[v2,02/10] telemetry: add initial connection socket

Message ID 20181003173612.67101-3-kevin.laatz@intel.com (mailing list archive)
State Superseded, archived
Delegated to: Thomas Monjalon
Headers
Series introduce telemetry library |

Checks

Context Check Description
ci/checkpatch success coding style OK
ci/Intel-compilation success Compilation OK

Commit Message

Kevin Laatz Oct. 3, 2018, 5:36 p.m. UTC
  From: Ciara Power <ciara.power@intel.com>

This patch adds the telemetry UNIX socket. It is used to
allow connections from external clients.

On the initial connection from a client, ethdev stats are
registered in the metrics library, to allow for their retrieval
at a later stage.

Signed-off-by: Ciara Power <ciara.power@intel.com>
Signed-off-by: Brian Archbold <brian.archbold@intel.com>
Signed-off-by: Kevin Laatz <kevin.laatz@intel.com>
---
 lib/librte_telemetry/rte_telemetry.c          | 210 ++++++++++++++++++++++++++
 lib/librte_telemetry/rte_telemetry_internal.h |   4 +
 2 files changed, 214 insertions(+)
  

Comments

Mattias Rönnblom Oct. 3, 2018, 6:40 p.m. UTC | #1
On 2018-10-03 19:36, Kevin Laatz wrote:
> From: Ciara Power <ciara.power@intel.com>
> 
> This patch adds the telemetry UNIX socket. It is used to
> allow connections from external clients.
> 
> On the initial connection from a client, ethdev stats are
> registered in the metrics library, to allow for their retrieval
> at a later stage.
> 
> Signed-off-by: Ciara Power <ciara.power@intel.com>
> Signed-off-by: Brian Archbold <brian.archbold@intel.com>
> Signed-off-by: Kevin Laatz <kevin.laatz@intel.com>
> ---
>   lib/librte_telemetry/rte_telemetry.c          | 210 ++++++++++++++++++++++++++
>   lib/librte_telemetry/rte_telemetry_internal.h |   4 +
>   2 files changed, 214 insertions(+)
> 
> diff --git a/lib/librte_telemetry/rte_telemetry.c b/lib/librte_telemetry/rte_telemetry.c
> index d9ffec2..0c99d66 100644
> --- a/lib/librte_telemetry/rte_telemetry.c
> +++ b/lib/librte_telemetry/rte_telemetry.c
> @@ -3,22 +3,158 @@
>    */
>   
>   #include <unistd.h>
> +#include <fcntl.h>
>   #include <pthread.h>
> +#include <sys/socket.h>
> +#include <sys/un.h>
>   
>   #include <rte_eal.h>
>   #include <rte_ethdev.h>
>   #include <rte_metrics.h>
> +#include <rte_string_fns.h>
>   
>   #include "rte_telemetry.h"
>   #include "rte_telemetry_internal.h"
>   
>   #define SLEEP_TIME 10
>   
> +#define DEFAULT_DPDK_PATH "/var/run/.rte_telemetry"
> +

FHS 3.0 recommends "/run" over "/var/run". Maybe a more descriptive 
macro name would be in order, too.

> +const char *socket_path = DEFAULT_DPDK_PATH;

Is there really a need for this variable? Why not use the macro directly?
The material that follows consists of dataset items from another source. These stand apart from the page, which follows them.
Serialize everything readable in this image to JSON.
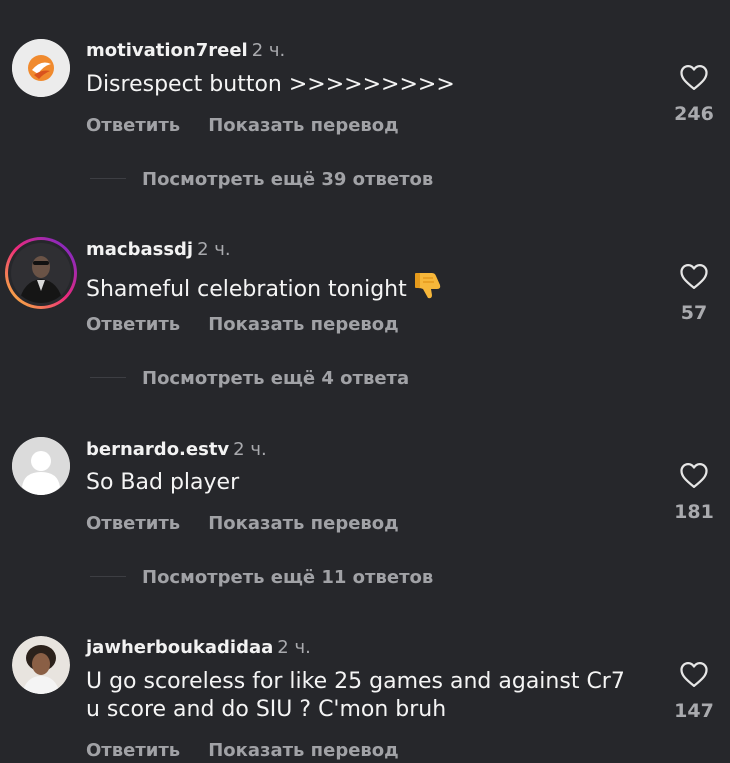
{
  "comments": [
    {
      "username": "motivation7reel",
      "time": "2 ч.",
      "text": "Disrespect button >>>>>>>>>",
      "reply_label": "Ответить",
      "translate_label": "Показать перевод",
      "likes": "246",
      "view_replies": "Посмотреть ещё 39 ответов"
    },
    {
      "username": "macbassdj",
      "time": "2 ч.",
      "text": "Shameful celebration tonight",
      "emoji": "thumbs-down-icon",
      "reply_label": "Ответить",
      "translate_label": "Показать перевод",
      "likes": "57",
      "view_replies": "Посмотреть ещё 4 ответа"
    },
    {
      "username": "bernardo.estv",
      "time": "2 ч.",
      "text": "So Bad player",
      "reply_label": "Ответить",
      "translate_label": "Показать перевод",
      "likes": "181",
      "view_replies": "Посмотреть ещё 11 ответов"
    },
    {
      "username": "jawherboukadidaa",
      "time": "2 ч.",
      "text_lines": [
        "U go scoreless for like 25 games and against Cr7",
        "u score and do SIU ? C'mon bruh"
      ],
      "reply_label": "Ответить",
      "translate_label": "Показать перевод",
      "likes": "147"
    }
  ],
  "colors": {
    "background": "#26272b",
    "primary_text": "#f4f4f4",
    "secondary_text": "#a1a2a6",
    "story_ring_start": "#f9ce34",
    "story_ring_end": "#c913b9"
  }
}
>   static telemetry_impl *static_telemetry;
>   
> +int32_t
> +rte_telemetry_is_port_active(int port_id)
> +{
> +	int ret;
> +
> +	ret = rte_eth_find_next(port_id);
> +	if (ret == port_id)
> +		return 1;
> +
> +	TELEMETRY_LOG_ERR("port_id: %d is invalid, not active",
> +		port_id);
> +	return 0;
> +}
> +
> +static int32_t
> +rte_telemetry_reg_ethdev_to_metrics(uint16_t port_id)
> +{
> +	int ret, num_xstats, ret_val, i;
> +	struct rte_eth_xstat *eth_xstats = NULL;
> +	struct rte_eth_xstat_name *eth_xstats_names = NULL;
> +
> +	if (!rte_eth_dev_is_valid_port(port_id)) {
> +		TELEMETRY_LOG_ERR("port_id: %d is invalid", port_id);
> +		return -EINVAL;
> +	}
> +
> +	num_xstats = rte_eth_xstats_get(port_id, NULL, 0);
> +	if (num_xstats < 0) {
> +		TELEMETRY_LOG_ERR("rte_eth_xstats_get(%u) failed: %d",
> +				port_id, num_xstats);
> +		return -EPERM;
> +	}
> +
> +	eth_xstats = malloc(sizeof(struct rte_eth_xstat) * num_xstats);
> +	if (!eth_xstats) {

eth_stats == NULL per 1.8.1 in the DPDK coding style guide.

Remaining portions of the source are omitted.